Some example generations:
```
Generation 0:
A deep-sea creature, silent and fierce, Shivers through water, its body sleek. Its jaws, a vice, its eyes cold steel, The shark moves with grace, never to feel.
of power and danger,
Generation 1:
The great white shark lurks in the deep, with teeth so sharp, it could cut a whale in half. Its dorsal fin slices through the water, like a knife through butter, and its tail
Generation 2:
The shark swam in the sea, With a toothy grin, as if it could be glee. It was the top of the food chain, The apex of the sea's terrain. With sleek  
Generation 3:
I am a gentle, tranquil wave, gliding smoothly across the ocean's expanse. Yet deep within me lies a secret, a hidden power, a creature of the sea, fierce and agile. It
```




Finally, let's look at a synthetic data generation task. For example, maybe we want to generate situations to do social reasoning over, along with whether or not they are awkward.

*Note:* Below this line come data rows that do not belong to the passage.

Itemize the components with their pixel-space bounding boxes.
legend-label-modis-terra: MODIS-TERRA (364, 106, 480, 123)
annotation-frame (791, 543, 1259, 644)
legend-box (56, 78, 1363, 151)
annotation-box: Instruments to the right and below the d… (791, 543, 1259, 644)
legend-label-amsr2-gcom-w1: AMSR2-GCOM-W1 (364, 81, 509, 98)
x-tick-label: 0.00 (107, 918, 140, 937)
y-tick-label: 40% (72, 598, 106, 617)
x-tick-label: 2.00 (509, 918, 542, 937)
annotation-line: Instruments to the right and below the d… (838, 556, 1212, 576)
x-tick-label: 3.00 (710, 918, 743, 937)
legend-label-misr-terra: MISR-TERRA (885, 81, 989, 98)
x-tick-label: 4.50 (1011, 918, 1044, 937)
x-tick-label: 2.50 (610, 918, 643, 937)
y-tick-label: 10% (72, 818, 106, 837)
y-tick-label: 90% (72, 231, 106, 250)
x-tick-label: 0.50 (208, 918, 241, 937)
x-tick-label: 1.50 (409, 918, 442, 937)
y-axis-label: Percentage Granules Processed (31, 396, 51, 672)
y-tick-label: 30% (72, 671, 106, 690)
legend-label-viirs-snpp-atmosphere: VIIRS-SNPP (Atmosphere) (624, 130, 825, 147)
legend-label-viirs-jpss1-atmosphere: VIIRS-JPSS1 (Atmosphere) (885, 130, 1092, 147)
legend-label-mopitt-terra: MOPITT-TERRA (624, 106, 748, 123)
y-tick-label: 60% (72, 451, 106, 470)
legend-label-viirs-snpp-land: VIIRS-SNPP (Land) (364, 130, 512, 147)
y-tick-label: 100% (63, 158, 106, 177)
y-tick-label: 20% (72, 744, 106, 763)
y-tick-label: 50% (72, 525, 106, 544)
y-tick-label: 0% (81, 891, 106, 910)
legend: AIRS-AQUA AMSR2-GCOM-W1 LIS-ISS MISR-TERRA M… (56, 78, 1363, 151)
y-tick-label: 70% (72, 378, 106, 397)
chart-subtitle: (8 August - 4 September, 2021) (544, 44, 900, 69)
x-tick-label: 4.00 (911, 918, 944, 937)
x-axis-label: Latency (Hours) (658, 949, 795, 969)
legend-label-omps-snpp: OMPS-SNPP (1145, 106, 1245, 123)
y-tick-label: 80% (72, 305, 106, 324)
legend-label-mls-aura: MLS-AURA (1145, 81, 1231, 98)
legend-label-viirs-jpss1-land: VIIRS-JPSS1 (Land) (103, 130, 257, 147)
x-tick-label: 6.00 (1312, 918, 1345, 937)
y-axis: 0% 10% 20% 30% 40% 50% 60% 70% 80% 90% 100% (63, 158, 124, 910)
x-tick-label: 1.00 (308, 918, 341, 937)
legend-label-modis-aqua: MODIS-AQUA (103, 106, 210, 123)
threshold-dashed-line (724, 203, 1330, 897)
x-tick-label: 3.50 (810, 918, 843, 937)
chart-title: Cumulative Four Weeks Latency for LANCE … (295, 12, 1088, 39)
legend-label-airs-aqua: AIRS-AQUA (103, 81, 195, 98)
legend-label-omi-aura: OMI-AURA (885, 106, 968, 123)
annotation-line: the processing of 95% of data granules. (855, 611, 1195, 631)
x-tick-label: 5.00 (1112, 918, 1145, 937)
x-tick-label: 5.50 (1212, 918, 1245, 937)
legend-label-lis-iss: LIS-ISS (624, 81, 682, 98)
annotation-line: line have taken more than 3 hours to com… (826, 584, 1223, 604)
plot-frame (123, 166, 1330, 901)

When there are multiple variables to condition on or generat, the model is used to json format.

Input:
```
import json
messages = [
    {"role": "description", "content": "Situations to do social reasoning over, along with whether or not it is an awkward situation."},
    {"role": "output", "content": json.dumps({
        "situation": "You're at a party and you realize that your shirt is on backwards.",
        "is_awkward": True,
    })},
    {"role": "output", "content": json.dumps({
        "situation": "While at work, your boss commends you on a job well done.",
        "is_awkward": False,
    })},
    {"role": "output", "content": json.dumps({
        "situation": "Realizing you forgot to bring your passport to the airport.",
        "is_awkward": True,
    })},
]

formatted_prompt = tokenizer.messages_to_text(messages, start_generation=True)
n_gens = 4
inputs = tokenizer([formatted_prompt] * n_gens, return_tensors="pt").to(model.device)

outputs = model.generate(**inputs, max_new_tokens=40, stop_strings=["<end_of_turn>"], tokenizer=tokenizer)
for i in range(n_gens):
    print(tokenizer.decode(outputs[i][inputs["input_ids"][i].shape[0]:], skip_special_tokens=True))
```
Output:
```
{"situation": "While walking on the street, someone waves and smiles at you, but you don't know them.", "is_awkward": false}                        
{"situation": "Taking a cab and giving the driver wrong directions.", "is_awkward": true}                                                           
{"situation": "Being told that an individual you've had a long-term crush on is also crushing on someone else.", "is_awkward": true}                
{"situation": "Watching a loved one get proposed to.", "is_awkward": false}  
```

A few tips and tricks:
- Do not expect the model to do multi-turn chats. It is designed to be stateless and to treat each data point as "exchangeable" (roughly iid).
- If all you want is one reasonable answer, then a chat model is likely a better fit. However, if you want to generate many reasonable answers / diverse examples, this model is a better fit.
- The model is quite good at perspective taking / steering if you provide many examples.
- The model is reasonably good at expressing epistemic uncertainty over unsure outputs by sampling several times.